本作はラムゼイルイスの初来日を記念して制作された日本限定のライブ盤です。この時はドラムで後にE,W&Fを結成するモーリスホワイトが、ベースで長くラムゼイを支えたクリーブランドイートンが参加しています。解説には記者会見時のメンバーの様子が書かれていますがそれが面白いので引用します。
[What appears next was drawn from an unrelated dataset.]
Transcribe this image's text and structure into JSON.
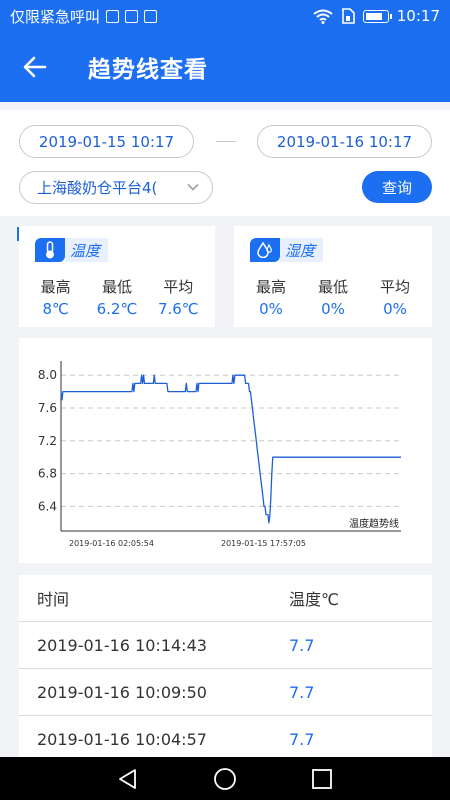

五つボタンのダンディーなネール・スーツスタイルのラムゼイ氏
中略
堂々たる体格のベース奏者クリーブランド・イートン (彼の名前は来日までクリーブランド・イートン・ジュニアーで紹介されてきましたが、直接本人の口から現在ではジュニアーという名称は使っていないということでした)は流行のタートルネックに黒っぽいシルキースーツ、首からブラ下げたヒッピー・ペンダントが印象的でした。小柄なドラマーのモーリス・ホワイトはチョークストライプのグレーのスーツ、淡い色のサングラスの中から人の良さそうなまなざしです。

糸井五郎著   LP裏ジャケットより転載

この頃は大分崩れてきたとはいえまだジャズミュージシャンは皆スーツを着ていた時代。メンバーも三者三様のカジュアルでかっこいいスーツを着ていたようです。ただジャケットでは違うスーツを着ています。ジャケットは左からモーリス、ラムゼイ、クリーブランドの順番。モーリスはこの頃からあの髪型と髭だったんですね。

The In Croud
ラムゼイの代表曲でスタート。オリジナルよりも軽いグルーヴですがそのかわり程よいスピード感と拍手がライブらしい熱気を作っています。

Cecille
美しくリリカルなバラードナンバー。クリーブランドの作曲でタイトルは彼の妻の名前だそうです。

Unchain My Heart
レイチャールズのカバー。いつも以上にアーシーなタッチのピアノが最高にソウルフルで生で聴いていたら手拍子はもちろん、歓声や口笛の一声二声あげたくなりそうです。

What The World Needs Now
ジャッキーデシャノンのカバー。ここではモダンなタッチのバラードナンバーとして演奏しています。ラムゼイの一音一音がくっきりとしていてメロディを弾くというより単音を並べたようなタッチがはっきりとでています。

Song For My Father
ホレスシルバーのカバー。グルーヴィなジャズロック仕立てで演奏しています。途中モーリスのトレードマークであるカリンバのソロが披露されます。珍しい楽器だからか歓声にも少し驚きが混じっています。

Soul Ginza
Ginzaとは東京の銀座のこと。ラムゼイが来日に合わせて書き下ろしたナンバーです。(他の国でもソウルピカデリーとかソウルシャンゼリゼとかそれっぽく名前変えて演奏してそうです)ほぼ独奏に近いスタイルのモダンながらもソウルフルな一曲です。

Hang On Sloopy
The In Croudと同時期にヒットした曲。軽快なリズムがかっこいい一曲ですがオリジナルを聴き慣れているとあのコーラスがないともの足りない気もします。

Ode To Billy Joe
原曲はフォークなのになぜかソウルジャズ、インストR&B系のミュージシャンに人気の曲をラムゼイもカバー。ラムゼイのイナたいビートがファンキーでかっこいいです。

Wade In The Water
メドレー形式で演奏されています。古くから歌われている霊歌をソウルフルにアレンジした曲でThe In Croud, Hang On Sloopyに続くヒット曲です。若干拍手がリズムと噛みあっていませんがゴスペル風にガンガンと弾いています。